Politica

Em vídeo, Weintraub explica a saída do Ministério da Educação; veja

Segundo Weintraub, ele deixará o governo para assumir cargo na direção do Banco Mundial

Correio Braziliense
postado em 18/06/2020 16:12
Segundo Weintraub, ele deixará o governo para assumir cargo na direção do Banco MundialAbraham Weintraub foi demitido do cargo de ministro da Educação, na tarde desta quinta-feira (18/6). Ele postou um vídeo ao lado do presidente Jair Bolsonaro nas redes sociais. Segundo Weintraub, ele deixará o governo para assumir um cargo no Banco Mundial. Essa foi a saída honrosa encontrada pelo Palácio do Planalto para não deixar desalentado seu fiel escudeiro. Assim, o presidente tenta diminuir o atrito do Executivo com o Judiciário, que se intensificou pelos insultos do ministro aos integrantes do Supremo Tribunal Federal (STF).

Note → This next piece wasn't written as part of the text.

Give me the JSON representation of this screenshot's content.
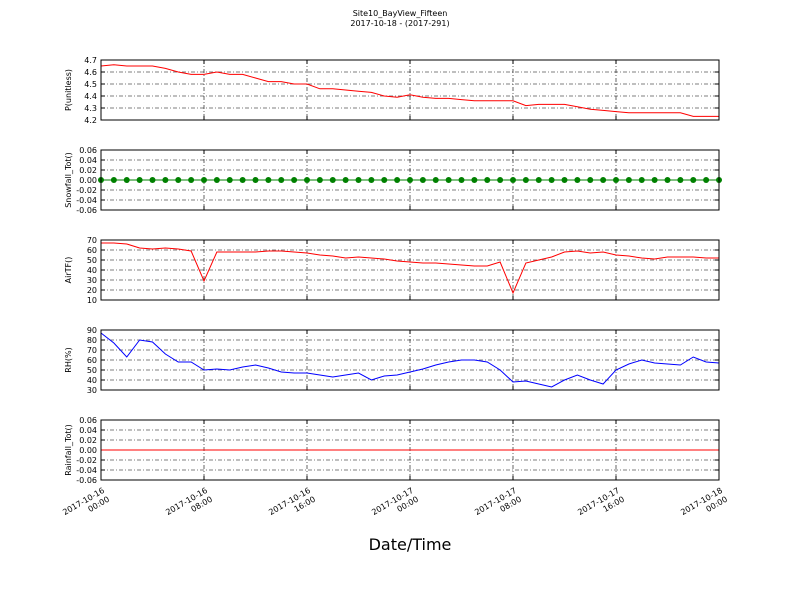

"Agradeço a todos de coração, em especial ao Presidente @jairbolsonaro. O melhor Presidente do Brasil! LIBERDADE!", escreveu Weintraub na legenda do vídeo.



"Sim, dessa vez, é verdade. Eu estou saindo do MEC, e vou começar a transição agora. Nos próximos dias, eu passo o bastão para o ministro que vai ficar no meu lugar, interino ou definitivo."

Weintraub também não apresentou os motivos que levaram a sua saída. "Nesse momento, eu não quero discutir os motivos da minha saída, não cabe. O importante é dizer que eu recebi o convite para ser diretor de um banco, já fui diretor de um banco no passado, volto ao mesmo cargo porém no Banco Mundial. O presidente já referendou e, com isso, eu minha esposa, nossos filhos, e até a nossa cachorrinha Capitu, vamos poder ter a segurança que hoje está me deixando muito preocupado."

E completou: "Estou fechando um ciclo e começando outro. E é claro que eu continuo apoiando o senhor (Bolsonaro), como fiz nos últimos três anos, desde que a gente se conhece. Nesse período eu vi um patriota, que defende os mesmos valores que eu sempre acreditei: a família, a liberdade, a honestidade, a franqueza, o patriotismo e que tem Deus no coração. Agradeço a honra que foi participar de seu governo. Desejo toda a sorte e o sucesso que o senhor merece nesse desafio gigante que é tentar salvar o Brasil. Eu continuarei lutando pela liberdade, mas de outra forma", concluiu.

Bolsonaro comentou em seguida, caracterizando o momento como "difícil". "É um momento difícil, todos os meus compromissos de campanha continuam de pé. Busco implementá-los da melhor forma possível. A confiança você não compra, você adquire. Todos que estão nos ouvindo agora são maiores de idade, sabem o que o Brasil está passando. E o momento é de confiança. Jamais deixaremos de lutar por liberdade. Eu faço o que o povo quiser", apontou o presidente no vídeo.

Com a saída de Weintraub, um forte nome para assumir a pasta é o secretário nacional de Alfabetização, Carlos Nadalim. Assim como o ex-ministro, faz parte da ala ideológica e é seguidor do escritor Olavo de Carvalho. Defende o homeschooling — proposta de ensino doméstico ou domiciliar. 
 
Nadalim é formado em direito pela Universidade Estadual de Londrina (UEL), onde também fez especialização em filosofia e mestrado em educação. No ano passado, ele havia sido cogitado para assumir o ministério, quando Bolsonaro exonerou o então ministro da Educação, Ricardo Vélez.

Os rumores de que Weintraub deixaria o governo aumentaram nesta semana, quando ele não compareceu a duas cerimônias ocorridas no Palácio do Planalto. Em ambos eventos, o alto escalão de Bolsonaro compareceu em peso. Aliados disseram que a ausência do ainda ministro foi para não causar constrangimento com outras autoridades da República. 

situação de Weintraub no governo começou se desgastar após a divulgação do vídeo da reunião ministerial de 22 de abril. O ex-ministro da Educação disse no encontro: "Por mim, botava esses vagabundos todos na cadeia. Começando no STF". 

Nesta quarta-feira (17/6), o Supremo Tribunal Federal (STF) decidiu, por 9 a 1, rejeitar o pedido para que Weintraub fosse retirado do inquérito das fake news, que apura ameaças, ofensas e informações mentirosas contra os magistrados.